Interpreting this stepwise output

  • Adding south as a variable completely alters the analysis.
  • In Model 2, South is added to Reagan as a second explanatory variable, raising the R2 from .81 to .85.
  • In Model 3, once South is controlled for, %Black enters the equation as a significant variable (.05 level), raising the R2 to ,88.
  • However, %Women is not added into the equation to further increase the explanation:
    • As shown in the Excluded Variables table above, it is only significant at .612 -- which is well short of .05 and so not added.
    • In truth, there is relatively little variance among states in % women, making that a weak explanatory variable. 

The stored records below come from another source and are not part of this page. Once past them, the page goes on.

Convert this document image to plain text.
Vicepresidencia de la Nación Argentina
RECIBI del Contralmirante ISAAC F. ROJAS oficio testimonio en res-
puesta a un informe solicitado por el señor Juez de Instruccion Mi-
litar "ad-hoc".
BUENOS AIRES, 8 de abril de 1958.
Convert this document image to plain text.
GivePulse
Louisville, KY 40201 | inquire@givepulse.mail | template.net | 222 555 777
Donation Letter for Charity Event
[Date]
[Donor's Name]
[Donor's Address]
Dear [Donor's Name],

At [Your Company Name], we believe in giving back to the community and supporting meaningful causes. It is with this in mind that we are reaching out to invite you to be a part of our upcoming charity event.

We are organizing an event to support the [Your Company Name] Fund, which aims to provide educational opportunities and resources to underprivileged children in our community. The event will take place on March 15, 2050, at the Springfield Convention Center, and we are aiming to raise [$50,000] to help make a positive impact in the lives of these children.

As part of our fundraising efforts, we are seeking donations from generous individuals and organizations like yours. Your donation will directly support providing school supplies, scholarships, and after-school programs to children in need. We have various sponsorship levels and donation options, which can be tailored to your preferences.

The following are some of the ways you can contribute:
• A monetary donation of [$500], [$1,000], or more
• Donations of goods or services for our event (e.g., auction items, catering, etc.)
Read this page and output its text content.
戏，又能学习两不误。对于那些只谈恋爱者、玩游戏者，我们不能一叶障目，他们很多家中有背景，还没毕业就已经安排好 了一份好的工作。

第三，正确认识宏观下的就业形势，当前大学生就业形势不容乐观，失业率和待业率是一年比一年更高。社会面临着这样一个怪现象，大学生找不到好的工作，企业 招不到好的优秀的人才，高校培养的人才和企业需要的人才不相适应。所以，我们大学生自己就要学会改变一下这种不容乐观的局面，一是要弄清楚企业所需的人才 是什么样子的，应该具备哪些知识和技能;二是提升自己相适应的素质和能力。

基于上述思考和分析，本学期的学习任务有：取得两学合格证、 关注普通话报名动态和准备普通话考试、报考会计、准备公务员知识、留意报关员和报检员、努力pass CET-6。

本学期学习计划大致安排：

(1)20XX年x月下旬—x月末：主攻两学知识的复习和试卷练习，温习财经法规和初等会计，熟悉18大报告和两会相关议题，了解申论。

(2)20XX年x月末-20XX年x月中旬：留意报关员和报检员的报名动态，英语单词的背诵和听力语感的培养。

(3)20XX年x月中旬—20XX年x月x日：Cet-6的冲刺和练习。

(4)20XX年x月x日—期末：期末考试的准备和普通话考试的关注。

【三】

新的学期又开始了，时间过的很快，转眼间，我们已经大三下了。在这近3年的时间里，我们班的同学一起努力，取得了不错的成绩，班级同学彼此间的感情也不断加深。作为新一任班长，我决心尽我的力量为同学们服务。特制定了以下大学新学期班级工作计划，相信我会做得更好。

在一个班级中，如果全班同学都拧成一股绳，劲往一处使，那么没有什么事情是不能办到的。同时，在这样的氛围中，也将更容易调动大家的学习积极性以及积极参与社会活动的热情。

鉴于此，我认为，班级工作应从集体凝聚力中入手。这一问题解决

Interpreting the regression coefficients in the REGRESSION printout:

  •  REGRESSION coefficients
    • Regression coefficients are embedded within a regression EQUATION
      • "b" coefficients are "unstandardized" coefficients and can be interpreted using the scale of measurement for the raw data.
      • "beta" coefficients are "standardized" and must be interpreted in terms of "standard deviation" units.
      • Because of the standardization, "beta" coefficients can be compared WITHIN equations; "b" coefficients cannot.
    • The regression coefficients in a multiple regression equation are "partial" coefficients because they state the "effect" of a given independent variable on the dependent variable while "controlling" for effects of other variables in the equation.
    • Regression coefficients measure CHANGE in Y, not percent of variance explained.
  •   CORRELATION coefficients:
    • Measure the STRENGTH of a relationship, i.e., the fit of observed Y values around the line representing predicted Y values according to a regression equation.
    • Simple correlations pertain to bivariate relationships involving only one independent variable and are expressed by r.
    • Multiple correlations pertain to multivariate relationships using multiple independent variables and are expressed by R.
    • The regression procedure refers to the "partial" correlations of variables not in the equation to choose which variables (if any) are to be added to the equation next.
      • Partial correlations computed by regression pertain to the correlation between a dependent variable, Y, and an independent variable, Xi, out of the equation while "controlling for" the effects of the other independent variables already in the equation.
      • In essence, partial correlations express the correlation between the residuals (i.e., deviations) of Y regressed on Xi and the residuals around the line of the regression equation built from the other variables in the equation.